Ohio: Historically Redder than National Polls

Ohio: Historically Redder than National Polls

The Obama campaign, realizing that they are trailing in the national polls, is trotting out a new meme: Romney may be ahead nationally, but he’s losing in the swing states, particularly Ohio.

Really? That’s curious. In every presidential election since 1980 except one, the state of Ohio has voted in higher numbers for the Republican candidate, sometimes significantly higher, than the national average. The only exception was in 2004, when George W. Bush had a 3.5% edge nationally, and a 2.1% edge in Ohio.

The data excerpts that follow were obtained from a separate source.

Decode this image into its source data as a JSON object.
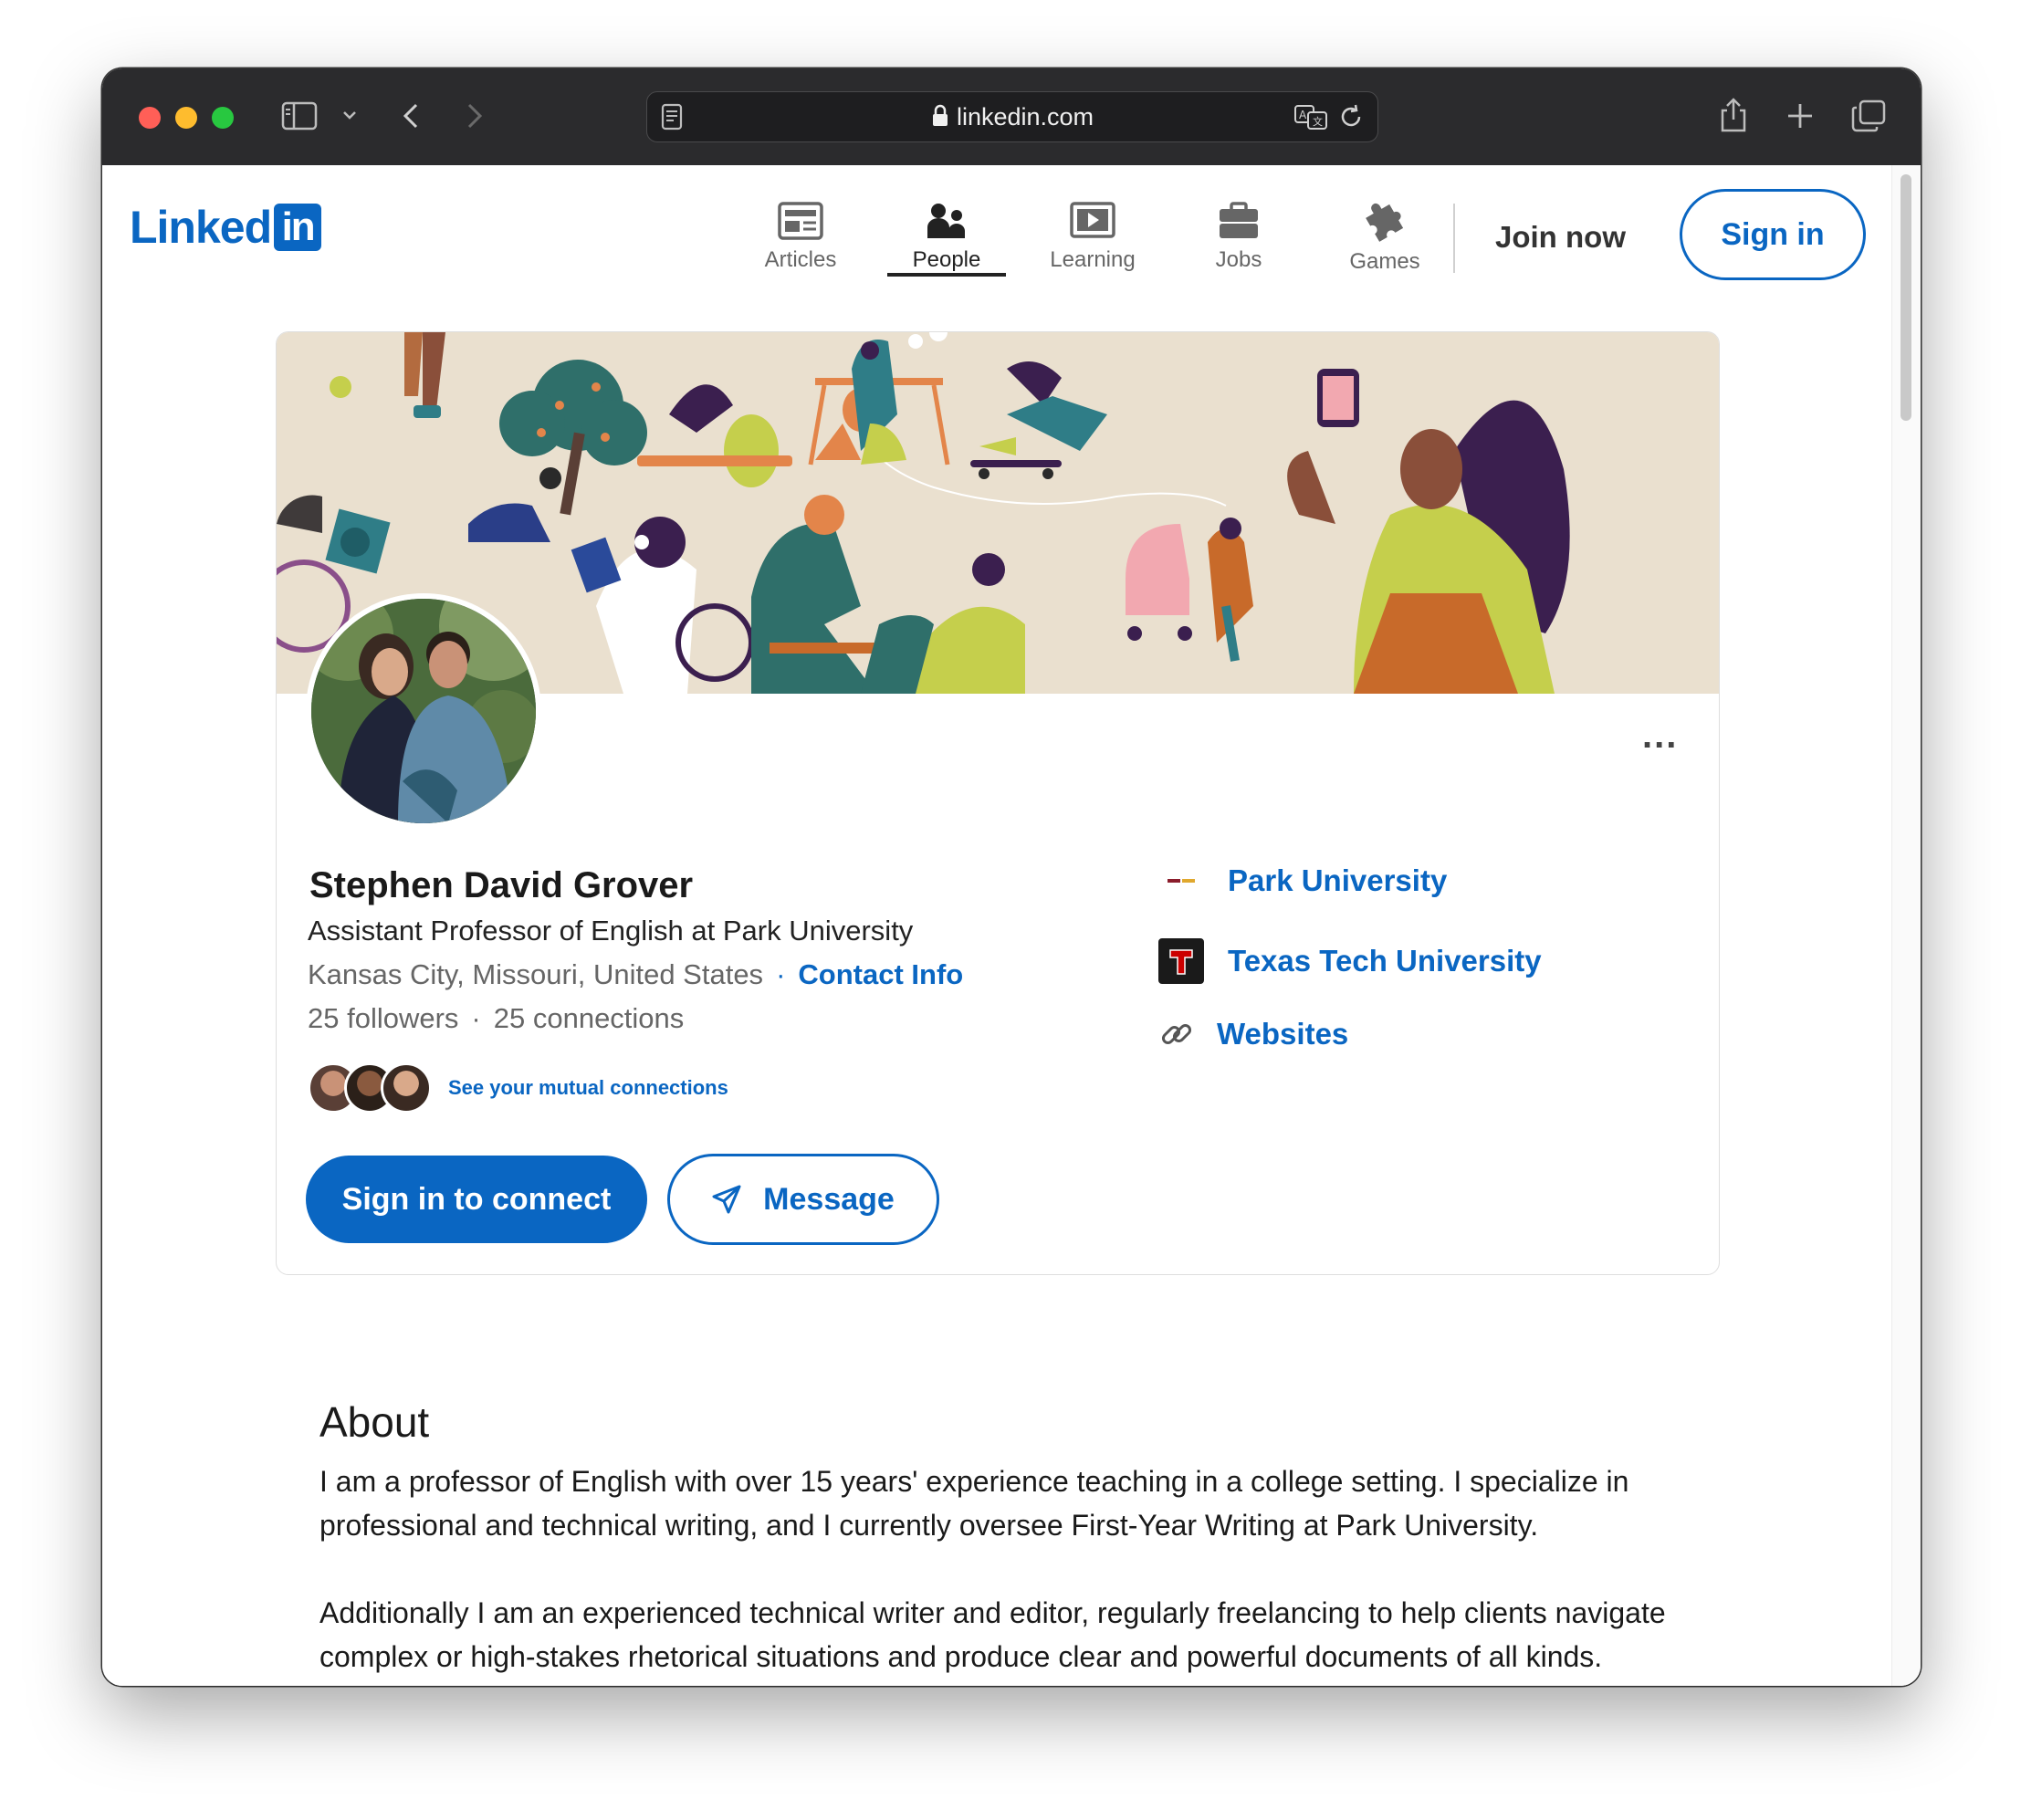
{
  "browser": {
    "url": "linkedin.com"
  },
  "header": {
    "logo_word": "Linked",
    "logo_box": "in",
    "nav": [
      {
        "label": "Articles",
        "icon": "articles-icon"
      },
      {
        "label": "People",
        "icon": "people-icon",
        "active": true
      },
      {
        "label": "Learning",
        "icon": "learning-icon"
      },
      {
        "label": "Jobs",
        "icon": "jobs-icon"
      },
      {
        "label": "Games",
        "icon": "games-icon"
      }
    ],
    "join_now": "Join now",
    "sign_in": "Sign in"
  },
  "profile": {
    "more": "...",
    "name": "Stephen David Grover",
    "headline": "Assistant Professor of English at Park University",
    "location": "Kansas City, Missouri, United States",
    "contact_info": "Contact Info",
    "followers": "25 followers",
    "connections": "25 connections",
    "mutual": "See your mutual connections",
    "connect_button": "Sign in to connect",
    "message_button": "Message",
    "side_links": [
      {
        "label": "Park University",
        "icon": "park-university-logo"
      },
      {
        "label": "Texas Tech University",
        "icon": "texas-tech-logo"
      },
      {
        "label": "Websites",
        "icon": "link-icon"
      }
    ]
  },
  "about": {
    "title": "About",
    "paragraph1": "I am a professor of English with over 15 years' experience teaching in a college setting. I specialize in professional and technical writing, and I currently oversee First-Year Writing at Park University.",
    "paragraph2": "Additionally I am an experienced technical writer and editor, regularly freelancing to help clients navigate complex or high-stakes rhetorical situations and produce clear and powerful documents of all kinds."
  },
  "colors": {
    "brand": "#0a66c2",
    "banner_bg": "#eae0cf"
  }
}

Let’s look at the numbers:

2008: National average: Obama 52.87, McCain 45.60. Obama ahead 7.27

Ohio: Obama 51.38, McCain 46.80. Obama ahead only 4.5

2004: National average: Bush 51.73, Kerry 48.27 Bush ahead 3.46

Ohio: Bush 51.01, Kerry 48.52. Bush ahead 2.1

2000: National average: Gore 48.38, Bush 47.87 Gore ahead  0.51

Ohio: Bush 49.97, Gore 46.46 Bush ahead 3.51

1996: National average: Clinton 49.23, Dole 40.72 Clinton ahead 8.5

Ohio: Clinton 47.38, Dole 41.02 Clinton only ahead 6.3

1992: National average: Clinton 43.01, George H. Bush 37.45 Clinton ahead 5.56

Ohio: Clinton 40.18, Bush 38.35. Clinton only ahead 1.8

1988: National average: Bush 53.37, Dukakis 45.65. Bush ahead 7.72

Ohio: Bush 55.00, Dukakis 44.15. Bush ahead 10.85

1984: National average: Reagan 58.77, Mondale 40.56 Reagan ahead 18.21

Ohio: Reagan 58.90, Mondale 40.14 Reagan ahead 18.76

1980: National average: Reagan 50.75, Carter 41.01 Reagan ahead 9.74

Ohio: Reagan 51.51, Carter 40.91 Reagan ahead 10.6

This bodes well for the Romney campaign. Because national polls show him with a lead over Obama, history shows that the state of Ohio will do even better for Romney than the polls show.

The Obama campaign can try their new tactic as much as they want, but Ohio is looking rosier for Mitt Romney by the day.